Rule #5: Avoid Using Atom-keyed Maps That Aren’t Structs

Using a plain map for passing data around your app may be convenient to write the first time, but over the lifecycle of an app, it leads to decreased expressivity and more confusion about the exact shape of the data at any given point. Creating structs to represent state, even state completely internal to a module, reduces this confusion by plainly advertising (and enforcing) the structure of the underlying data.

There will be times to use plain maps, of course, but if your code has more bare maps than model structs, this may be an indication that your app’s state objects should be better-defined.

When you do use them, don’t fight the language; use atoms as keys.

Rule #6: Use Keyword Lists Only for Function Arguments

Keyword lists are the idiomatic Elixir way to provide keyword arguments to a function. Since only the programmer should be writing these arguments – sanitize your inputs! – atom-related DOS is not a problem.

Summary

The choice between maps, structs, and keyword lists, or between string keys and atom keys, is not always clear, and improper decisions can lead to headaches.

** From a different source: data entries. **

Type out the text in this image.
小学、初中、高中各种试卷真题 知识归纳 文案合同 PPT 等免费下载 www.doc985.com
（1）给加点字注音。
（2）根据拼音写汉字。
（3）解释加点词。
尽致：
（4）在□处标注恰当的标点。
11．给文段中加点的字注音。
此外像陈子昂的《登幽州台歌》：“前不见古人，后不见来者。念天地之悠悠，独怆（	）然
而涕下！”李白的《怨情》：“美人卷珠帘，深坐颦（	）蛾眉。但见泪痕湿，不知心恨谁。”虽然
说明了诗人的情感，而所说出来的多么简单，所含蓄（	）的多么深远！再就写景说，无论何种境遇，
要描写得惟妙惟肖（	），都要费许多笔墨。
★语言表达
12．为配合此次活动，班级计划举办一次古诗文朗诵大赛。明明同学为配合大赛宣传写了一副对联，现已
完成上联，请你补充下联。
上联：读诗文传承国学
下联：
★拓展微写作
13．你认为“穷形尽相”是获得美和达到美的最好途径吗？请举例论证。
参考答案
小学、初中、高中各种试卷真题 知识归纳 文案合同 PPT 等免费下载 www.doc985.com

This article promotes simple guidelines to keep the Elixir programmer out of trouble:

Use string-keyed maps for data which has just arrived from an external source.
- Convert external data to structs as soon as possible.
- Use ExConstructor or something similar to abstract away the handling of string-keyed maps.
Use structs almost everywhere else in your program.
Use other atom-keyed maps sparingly.
Use keyword lists only to provide arguments to a function.

These rules of thumb have improved the quality of our code here at Appcues, and we hope they can help you out too.

Thanks to Ian Asaff for reading drafts of this post.